TIMESINDONESIA.MY.ID - Sebuah wacana perubahan sistem pemilihan kepala daerah, yang mengusulkan agar wakil kepala daerah tidak lagi dipilih melainkan ditunjuk, kini mengemuka dan memerlukan tinjauan serius. Perkumpulan untuk Pemilu dan Demokrasi (Perludem) menegaskan bahwa usulan ini tidak dapat didasarkan pada persepsi semata.
Perludem menilai bahwa gagasan untuk mengubah sistem pemilihan kepala daerah ini haruslah didukung oleh kajian yang jelas dan mendalam. Hal ini penting untuk memastikan bahwa setiap perubahan kebijakan publik memiliki landasan yang kuat.
Peneliti Perludem, Haykal, menyampaikan pandangannya bahwa wacana perubahan sistem ini tidak boleh hanya didasarkan pada "perasaan" dan "penglihatan" semata. Diperlukan proses pembentukan undang-undang yang matang dan berbasis teori.

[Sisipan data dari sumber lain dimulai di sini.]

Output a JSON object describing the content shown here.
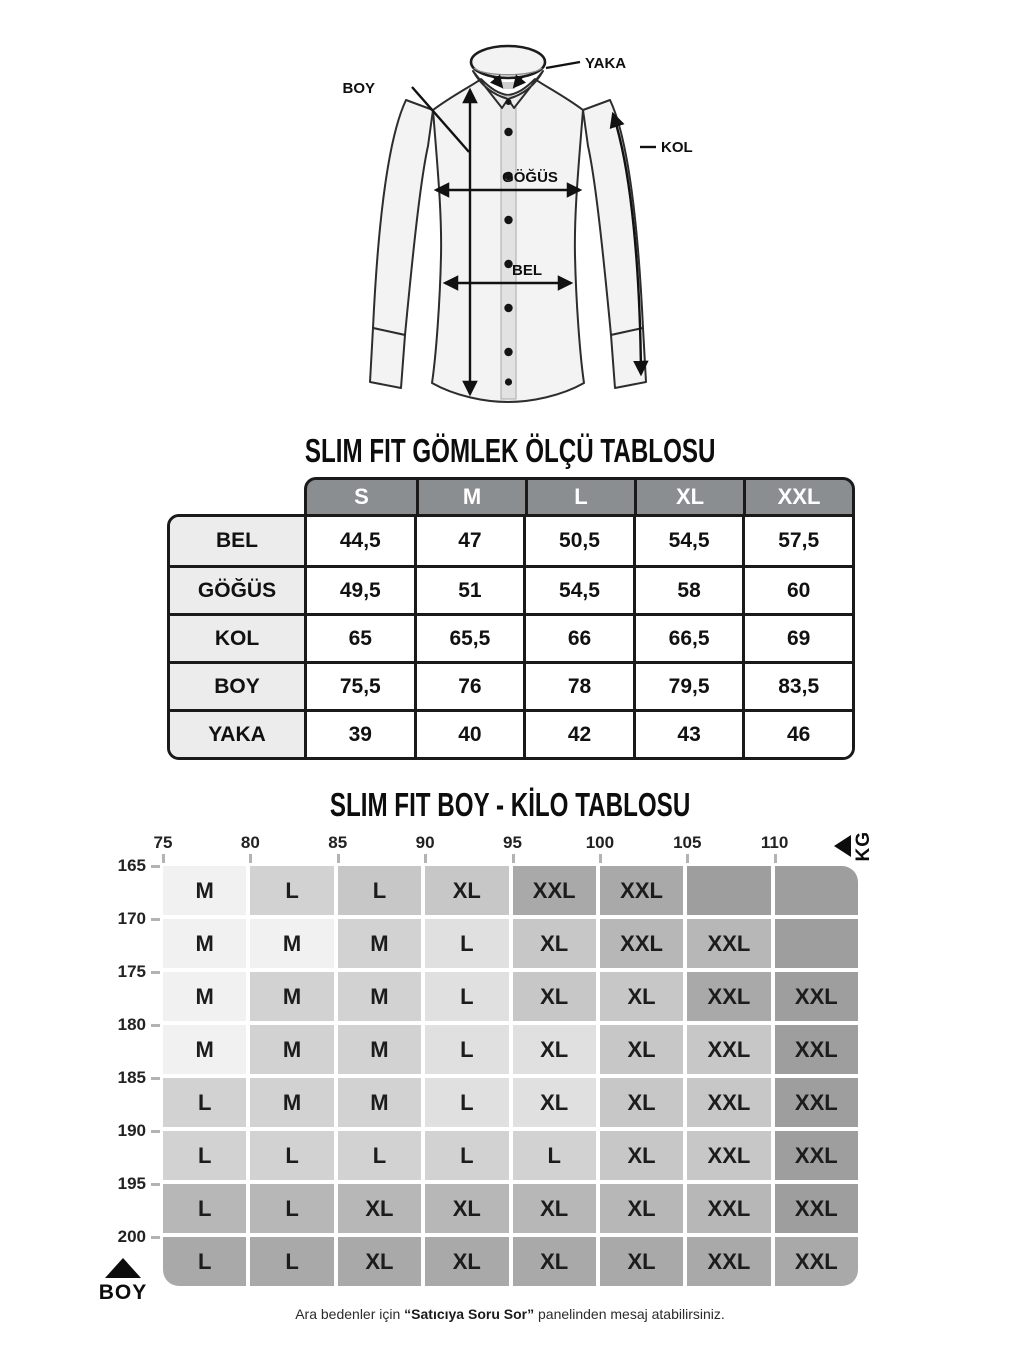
{
  "shirt_diagram": {
    "labels": {
      "yaka": "YAKA",
      "boy": "BOY",
      "kol": "KOL",
      "gogus": "GÖĞÜS",
      "bel": "BEL"
    }
  },
  "size_table": {
    "title": "SLIM FIT GÖMLEK ÖLÇÜ TABLOSU",
    "columns": [
      "S",
      "M",
      "L",
      "XL",
      "XXL"
    ],
    "rows": [
      {
        "label": "BEL",
        "values": [
          "44,5",
          "47",
          "50,5",
          "54,5",
          "57,5"
        ]
      },
      {
        "label": "GÖĞÜS",
        "values": [
          "49,5",
          "51",
          "54,5",
          "58",
          "60"
        ]
      },
      {
        "label": "KOL",
        "values": [
          "65",
          "65,5",
          "66",
          "66,5",
          "69"
        ]
      },
      {
        "label": "BOY",
        "values": [
          "75,5",
          "76",
          "78",
          "79,5",
          "83,5"
        ]
      },
      {
        "label": "YAKA",
        "values": [
          "39",
          "40",
          "42",
          "43",
          "46"
        ]
      }
    ],
    "header_bg": "#8b8e91",
    "label_bg": "#ececec",
    "border_color": "#1a1a1a"
  },
  "matrix": {
    "title": "SLIM FIT BOY - KİLO TABLOSU",
    "kg_label": "KG",
    "boy_label": "BOY",
    "kg_ticks": [
      "75",
      "80",
      "85",
      "90",
      "95",
      "100",
      "105",
      "110"
    ],
    "boy_ticks": [
      "165",
      "170",
      "175",
      "180",
      "185",
      "190",
      "195",
      "200"
    ],
    "shades": {
      "A": "#f1f1f1",
      "B": "#e0e0e0",
      "C": "#d2d2d2",
      "D": "#c7c7c7",
      "E": "#b7b7b7",
      "F": "#a9a9a9",
      "G": "#9e9e9e"
    },
    "rows": [
      {
        "boy": "165",
        "cells": [
          [
            "M",
            "A"
          ],
          [
            "L",
            "C"
          ],
          [
            "L",
            "D"
          ],
          [
            "XL",
            "D"
          ],
          [
            "XXL",
            "F"
          ],
          [
            "XXL",
            "F"
          ],
          [
            "",
            "G"
          ],
          [
            "",
            "G"
          ]
        ]
      },
      {
        "boy": "170",
        "cells": [
          [
            "M",
            "A"
          ],
          [
            "M",
            "A"
          ],
          [
            "M",
            "C"
          ],
          [
            "L",
            "B"
          ],
          [
            "XL",
            "D"
          ],
          [
            "XXL",
            "E"
          ],
          [
            "XXL",
            "E"
          ],
          [
            "",
            "G"
          ]
        ]
      },
      {
        "boy": "175",
        "cells": [
          [
            "M",
            "A"
          ],
          [
            "M",
            "C"
          ],
          [
            "M",
            "C"
          ],
          [
            "L",
            "B"
          ],
          [
            "XL",
            "D"
          ],
          [
            "XL",
            "D"
          ],
          [
            "XXL",
            "F"
          ],
          [
            "XXL",
            "G"
          ]
        ]
      },
      {
        "boy": "180",
        "cells": [
          [
            "M",
            "A"
          ],
          [
            "M",
            "C"
          ],
          [
            "M",
            "C"
          ],
          [
            "L",
            "B"
          ],
          [
            "XL",
            "B"
          ],
          [
            "XL",
            "D"
          ],
          [
            "XXL",
            "D"
          ],
          [
            "XXL",
            "G"
          ]
        ]
      },
      {
        "boy": "185",
        "cells": [
          [
            "L",
            "C"
          ],
          [
            "M",
            "C"
          ],
          [
            "M",
            "C"
          ],
          [
            "L",
            "B"
          ],
          [
            "XL",
            "B"
          ],
          [
            "XL",
            "D"
          ],
          [
            "XXL",
            "D"
          ],
          [
            "XXL",
            "G"
          ]
        ]
      },
      {
        "boy": "190",
        "cells": [
          [
            "L",
            "C"
          ],
          [
            "L",
            "C"
          ],
          [
            "L",
            "C"
          ],
          [
            "L",
            "C"
          ],
          [
            "L",
            "C"
          ],
          [
            "XL",
            "D"
          ],
          [
            "XXL",
            "D"
          ],
          [
            "XXL",
            "G"
          ]
        ]
      },
      {
        "boy": "195",
        "cells": [
          [
            "L",
            "E"
          ],
          [
            "L",
            "E"
          ],
          [
            "XL",
            "E"
          ],
          [
            "XL",
            "E"
          ],
          [
            "XL",
            "E"
          ],
          [
            "XL",
            "E"
          ],
          [
            "XXL",
            "E"
          ],
          [
            "XXL",
            "G"
          ]
        ]
      },
      {
        "boy": "200",
        "cells": [
          [
            "L",
            "F"
          ],
          [
            "L",
            "F"
          ],
          [
            "XL",
            "F"
          ],
          [
            "XL",
            "F"
          ],
          [
            "XL",
            "F"
          ],
          [
            "XL",
            "F"
          ],
          [
            "XXL",
            "F"
          ],
          [
            "XXL",
            "F"
          ]
        ]
      }
    ]
  },
  "footer": {
    "prefix": "Ara bedenler için ",
    "bold": "“Satıcıya Soru Sor”",
    "suffix": " panelinden mesaj atabilirsiniz."
  },
  "chart_data": [
    {
      "type": "table",
      "title": "SLIM FIT GÖMLEK ÖLÇÜ TABLOSU",
      "columns": [
        "S",
        "M",
        "L",
        "XL",
        "XXL"
      ],
      "rows": [
        [
          "BEL",
          44.5,
          47,
          50.5,
          54.5,
          57.5
        ],
        [
          "GÖĞÜS",
          49.5,
          51,
          54.5,
          58,
          60
        ],
        [
          "KOL",
          65,
          65.5,
          66,
          66.5,
          69
        ],
        [
          "BOY",
          75.5,
          76,
          78,
          79.5,
          83.5
        ],
        [
          "YAKA",
          39,
          40,
          42,
          43,
          46
        ]
      ]
    },
    {
      "type": "heatmap",
      "title": "SLIM FIT BOY - KİLO TABLOSU",
      "xlabel": "KG",
      "ylabel": "BOY",
      "x_ticks": [
        75,
        80,
        85,
        90,
        95,
        100,
        105,
        110
      ],
      "y_ticks": [
        165,
        170,
        175,
        180,
        185,
        190,
        195,
        200
      ],
      "cells": [
        [
          "M",
          "L",
          "L",
          "XL",
          "XXL",
          "XXL",
          "",
          ""
        ],
        [
          "M",
          "M",
          "M",
          "L",
          "XL",
          "XXL",
          "XXL",
          ""
        ],
        [
          "M",
          "M",
          "M",
          "L",
          "XL",
          "XL",
          "XXL",
          "XXL"
        ],
        [
          "M",
          "M",
          "M",
          "L",
          "XL",
          "XL",
          "XXL",
          "XXL"
        ],
        [
          "L",
          "M",
          "M",
          "L",
          "XL",
          "XL",
          "XXL",
          "XXL"
        ],
        [
          "L",
          "L",
          "L",
          "L",
          "L",
          "XL",
          "XXL",
          "XXL"
        ],
        [
          "L",
          "L",
          "XL",
          "XL",
          "XL",
          "XL",
          "XXL",
          "XXL"
        ],
        [
          "L",
          "L",
          "XL",
          "XL",
          "XL",
          "XL",
          "XXL",
          "XXL"
        ]
      ]
    }
  ]
}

"Perludem menilai wacana perubahan sistem pemilihan kepala daerah ini tidak boleh hanya didasarkan pada "perasaan" dan "penglihatan" semata, melainkan memerlukan kajian mendalam melalui proses pembentukan undang-undang yang berbasis teori dan evaluasi pelaksanaan pemilu serta pilkada sebelumnya," ujar Haykal.
Menurut analisis Perludem, salah satu alasan munculnya usulan ini adalah adanya pandangan yang menganggap posisi wakil kepala daerah cenderung hanya sebagai "pajangan". Hal ini diperparah dengan minimnya kewenangan yang jelas jika dibandingkan dengan kepala daerah.
Kondisi tersebut, lanjut Perludem, merupakan konsekuensi dari sistem pemerintahan daerah yang memposisikan wakil kepala daerah sebagai "pembantu" bagi kepala daerah. Namun, ironisnya, mereka tetap dipilih bersamaan dalam satu paket pada pemilihan umum.
Akibat dari penempatan peran yang ambigu ini, wakil kepala daerah seringkali tidak memiliki fungsi yang tegas. Mereka cenderung hanya menunggu arahan dan instruksi dari kepala daerah tanpa memiliki ruang gerak yang signifikan.
Perludem menekankan bahwa evaluasi terhadap pelaksanaan pemilihan umum dan pemilihan kepala daerah sebelumnya menjadi krusial. Hal ini bertujuan untuk mengidentifikasi kekurangan dan kelebihan sistem yang ada saat ini.
Dikutip dari Kompas.com, pandangan ini disampaikan oleh Perludem pada Minggu, 9 Agustus 2026. Pentingnya kajian ilmiah dan teoritis dalam setiap perumusan kebijakan publik menjadi sorotan utama dalam pernyataan tersebut.